Banatao’s story could well go down in Philippine history as the story of a poor boy who worked real hard, had a vision, patience, fortitude and discipline and would well be the richest Filipino alive, but is never mentioned by Forbes.

Related story here and here.

And lemme b-quote Ms. Celis from here.

I’ve turned my files upside down, inside out but couldn’t find the clipping I kept of the Forbes list of 40th richest Filipinos.

There are a number of businessmen involved in sports there and I wanted to write about them, except that I couldn’t remember their exact placings. All I recall is that Don Jaime Zobel de Ayala, who used to have significant investments in Purefoods and Shell, and used to root for these teams, is the richest man in the Philippines as of last year.
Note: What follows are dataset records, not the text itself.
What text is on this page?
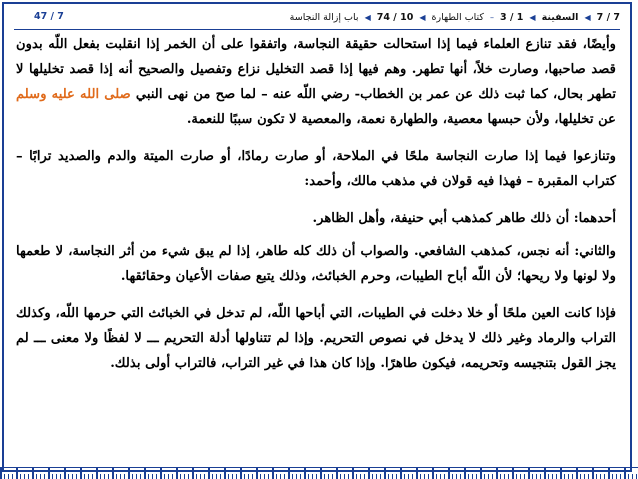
7 / 7 ◀ السفينة ◀ 1 / 3 – كتاب الطهارة ◀ 10 / 74 ◀ باب إزالة النجاسة
47 / 7

وأيضًا، فقد تنازع العلماء فيما إذا استحالت حقيقة النجاسة، واتفقوا على أن الخمر إذا انقلبت بفعل اللّه بدون قصد صاحبها، وصارت خلاً، أنها تطهر. وهم فيها إذا قصد التخليل نزاع وتفصيل والصحيح أنه إذا قصد تخليلها لا تطهر بحال، كما ثبت ذلك عن عمر بن الخطاب- رضي اللّه عنه – لما صح من نهى النبي صلى الله عليه وسلم عن تخليلها، ولأن حبسها معصية، والطهارة نعمة، والمعصية لا تكون سببًا للنعمة.

وتنازعوا فيما إذا صارت النجاسة ملحًا في الملاحة، أو صارت رمادًا، أو صارت الميتة والدم والصديد ترابًا – كتراب المقبرة – فهذا فيه قولان في مذهب مالك، وأحمد:

أحدهما: أن ذلك طاهر كمذهب أبي حنيفة، وأهل الظاهر.

والثاني: أنه نجس، كمذهب الشافعي. والصواب أن ذلك كله طاهر، إذا لم يبق شيء من أثر النجاسة، لا طعمها ولا لونها ولا ريحها؛ لأن اللّه أباح الطيبات، وحرم الخبائث، وذلك يتبع صفات الأعيان وحقائقها.

فإذا كانت العين ملحًا أو خلا دخلت في الطيبات، التي أباحها اللّه، لم تدخل في الخبائث التي حرمها اللّه، وكذلك التراب والرماد وغير ذلك لا يدخل في نصوص التحريم. وإذا لم تتناولها أدلة التحريم ـــ لا لفظًا ولا معنى ـــ لم يجز القول بتنجيسه وتحريمه، فيكون طاهرًا. وإذا كان هذا في غير التراب، فالتراب أولى بذلك.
SM’s Henry Sy is second, but he’s not directly involved in sports, although his Mall of Asia in Pasay City has an ice skating rink. Third richest is Lucio Tan Sr. who used to own the Tanduay franchise in the PBA. The (John) Gokongwei family, ranked somewhere in the middle, owned the league’s Presto franchise which was sold to Sta. Lucia Realty more than 10 years ago.

The other sportsmen in the list are Ricky Razon of ICTSI who used to own a team in the PBL and Eduardo “Danding” Cojuangco of San Miguel Corp. Formerly the project director for basketball, Danding bankrolled the NCC national team, that won the ABC and Jones Cup titles in ’85 and ’86 respectively. A generous patron of different sports, Danding currently owns three teams in the PBA and one in the Philippine Basketball League.

Both Razon and Cojuangco are in the upper half of the list, if I remember correctly.

The big surprise was Alaska team owner Wilfred Steven Uytengsu, who was ranked a few notches higher than Talk ‘N Text team owner Manny V. Pangilinan.